Facing no income, he tried to work part time instead, which his employer allowed him to do.

It didn’t go well. After 10 weeks of struggling, he filed another short-term disability claim when it was clear he was not improving. 

“My employer was getting ready to write me up for poor performance,” Yada said. “That had never happened.”

Toward the end of 2021, with five doctors agreeing that his condition was disabling, he again filed a long-term disability claim. It was approved.

Approvals can be reversed

Yet a few months ago — in August — Yada received a letter from the insurer stating that his benefits were ending immediately because he had no “objective evidence” of a disability.

This was despite his claim including the results from a “tilt table test” showing that blood flow to his brain was reduced by 33% upon him standing upright. (That’s compared with 7% for a healthy person, according to medical research.) In simple terms, the test involves measuring what happens to a person’s autonomic nervous system — i.e., blood pressure, heart rate and other involuntary functions — when they go from a flat position to an upright one. Yada’s results, he said, help explain why he can’t sit at a desk and cannot think straight.

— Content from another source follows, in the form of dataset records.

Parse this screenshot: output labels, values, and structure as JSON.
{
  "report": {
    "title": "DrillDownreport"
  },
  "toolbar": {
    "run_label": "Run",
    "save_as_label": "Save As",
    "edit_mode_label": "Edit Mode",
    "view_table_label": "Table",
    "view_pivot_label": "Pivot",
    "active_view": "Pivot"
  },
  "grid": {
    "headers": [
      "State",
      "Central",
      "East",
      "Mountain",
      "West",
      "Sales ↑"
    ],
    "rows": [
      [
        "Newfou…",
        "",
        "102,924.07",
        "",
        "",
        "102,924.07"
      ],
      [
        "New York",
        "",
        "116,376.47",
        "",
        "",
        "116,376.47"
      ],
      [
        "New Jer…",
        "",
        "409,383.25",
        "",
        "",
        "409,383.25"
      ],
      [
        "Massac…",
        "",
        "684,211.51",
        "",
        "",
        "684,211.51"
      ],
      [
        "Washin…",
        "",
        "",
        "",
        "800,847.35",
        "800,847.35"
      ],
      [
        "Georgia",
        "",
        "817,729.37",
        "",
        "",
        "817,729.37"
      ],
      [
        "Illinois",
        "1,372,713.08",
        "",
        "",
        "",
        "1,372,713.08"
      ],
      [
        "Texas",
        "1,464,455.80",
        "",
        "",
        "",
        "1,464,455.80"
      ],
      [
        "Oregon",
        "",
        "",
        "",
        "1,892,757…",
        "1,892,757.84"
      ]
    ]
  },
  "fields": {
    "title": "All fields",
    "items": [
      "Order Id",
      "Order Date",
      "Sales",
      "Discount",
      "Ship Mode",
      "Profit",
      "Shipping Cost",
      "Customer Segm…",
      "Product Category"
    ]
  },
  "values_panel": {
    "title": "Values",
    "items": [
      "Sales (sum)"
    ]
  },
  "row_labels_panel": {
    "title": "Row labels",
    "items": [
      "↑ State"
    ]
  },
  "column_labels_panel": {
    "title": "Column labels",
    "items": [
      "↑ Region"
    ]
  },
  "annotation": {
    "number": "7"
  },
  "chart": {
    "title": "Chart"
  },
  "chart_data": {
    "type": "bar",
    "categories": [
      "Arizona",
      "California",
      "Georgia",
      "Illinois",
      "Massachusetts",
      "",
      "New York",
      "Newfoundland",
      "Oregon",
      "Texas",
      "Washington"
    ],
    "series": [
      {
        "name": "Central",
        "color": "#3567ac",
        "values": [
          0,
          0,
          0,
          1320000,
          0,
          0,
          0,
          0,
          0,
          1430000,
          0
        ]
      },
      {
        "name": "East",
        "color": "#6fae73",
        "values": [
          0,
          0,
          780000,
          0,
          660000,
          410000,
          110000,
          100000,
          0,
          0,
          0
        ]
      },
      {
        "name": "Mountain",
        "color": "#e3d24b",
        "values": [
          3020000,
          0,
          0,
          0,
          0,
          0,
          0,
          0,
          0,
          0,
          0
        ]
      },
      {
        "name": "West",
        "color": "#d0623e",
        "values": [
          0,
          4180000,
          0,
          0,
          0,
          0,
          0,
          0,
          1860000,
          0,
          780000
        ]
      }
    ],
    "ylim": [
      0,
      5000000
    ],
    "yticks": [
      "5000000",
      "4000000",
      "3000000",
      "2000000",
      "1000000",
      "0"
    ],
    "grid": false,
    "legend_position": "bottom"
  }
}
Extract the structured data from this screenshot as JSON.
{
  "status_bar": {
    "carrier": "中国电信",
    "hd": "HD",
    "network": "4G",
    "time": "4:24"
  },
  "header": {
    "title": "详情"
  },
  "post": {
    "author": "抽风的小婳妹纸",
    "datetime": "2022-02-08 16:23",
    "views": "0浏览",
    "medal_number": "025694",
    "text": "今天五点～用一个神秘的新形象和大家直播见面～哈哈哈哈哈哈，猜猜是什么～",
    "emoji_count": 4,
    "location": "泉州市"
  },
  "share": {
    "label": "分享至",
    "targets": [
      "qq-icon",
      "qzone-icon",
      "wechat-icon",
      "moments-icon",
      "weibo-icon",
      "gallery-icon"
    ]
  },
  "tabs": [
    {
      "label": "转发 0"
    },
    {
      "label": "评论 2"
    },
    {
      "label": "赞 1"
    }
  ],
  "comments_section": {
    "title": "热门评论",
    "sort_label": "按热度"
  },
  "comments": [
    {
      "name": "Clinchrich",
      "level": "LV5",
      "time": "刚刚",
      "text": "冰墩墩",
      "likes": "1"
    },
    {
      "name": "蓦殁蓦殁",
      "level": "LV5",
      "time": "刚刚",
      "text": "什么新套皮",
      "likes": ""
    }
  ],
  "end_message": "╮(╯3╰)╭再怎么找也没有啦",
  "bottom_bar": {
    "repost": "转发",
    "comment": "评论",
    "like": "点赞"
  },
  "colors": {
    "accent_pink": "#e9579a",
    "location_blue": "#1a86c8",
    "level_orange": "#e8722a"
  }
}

“You can’t tell me that a [33%] decrease in blood flow isn’t a problem,” Yada said.

He appealed the decision.

What can happen when a claim denial is appealed

Long-term disability insurance is subject to a federal law known as ERISA (Employee Retirement Income Security Act). This means that when a claim is denied, the only immediate recourse is to appeal the decision to see if that results in a reversal.

“If they don’t completely exhaust the administrative appeals with the insurance plan, they cannot file a lawsuit,” Wylam said.

When a claim is denied, you typically get 180 days to appeal the denial. The plan usually must review the appeal within 45 days of receiving it.

If the appeal is unsuccessful, a lawsuit to secure the benefits becomes an option. In fact, cases involving denial of long-term disability benefits for long Covid are cropping up around the country.

“Federal court cases take a while and are expensive, so those claims generally end up settling,” said Mark Boyko, a partner at the law firm of Bailey Glasser who specializes in ERISA cases. The amounts awarded in settlements are confidential, he said.

On the other hand, if the appeal results in a reversal, the benefits generally are retroactive to when they should have started.

That’s what happened with Yada: He recently received a letter stating that appeal of the denial resulted in a reversal, with benefits retroactive to August.

Social Security disability benefits can come into play

However, Yada also was required by the insurer earlier this year to apply for Social Security Disability Insurance, commonly called SSDI.

This requirement is typical, said Henry, of Willis Towers Watson. “If SSDI is awarded, it is typically an offset to the long-term disability benefit,” he said.

For instance, if your workplace disability benefit was paying $3,000 a month and SSDI awarded you $2,000 monthly, the employer-based benefit would be reduced to $1,000.

In other words, you’d still be getting $3,000, but the government would be footing the bill for some of it instead of the insurance company paying all of it.

Yada has no idea whether his SSDI application will be approved. The process is notoriously slow going, and denials are common.

In the meantime, because he lost his employment when the insurer ended his benefits in August, he also lost employer-sponsored health insurance. While he chose to keep his coverage under a federal law known as COBRA, he is responsible for the full premiums instead of having an employer chip in. He’s paying about $800 a month.

He’s also concerned that the insurer paying his benefits will suddenly end them again at some point.

“I’m not confident,” Yada said. “At any time they could just write me a letter and say it’s terminating tomorrow.”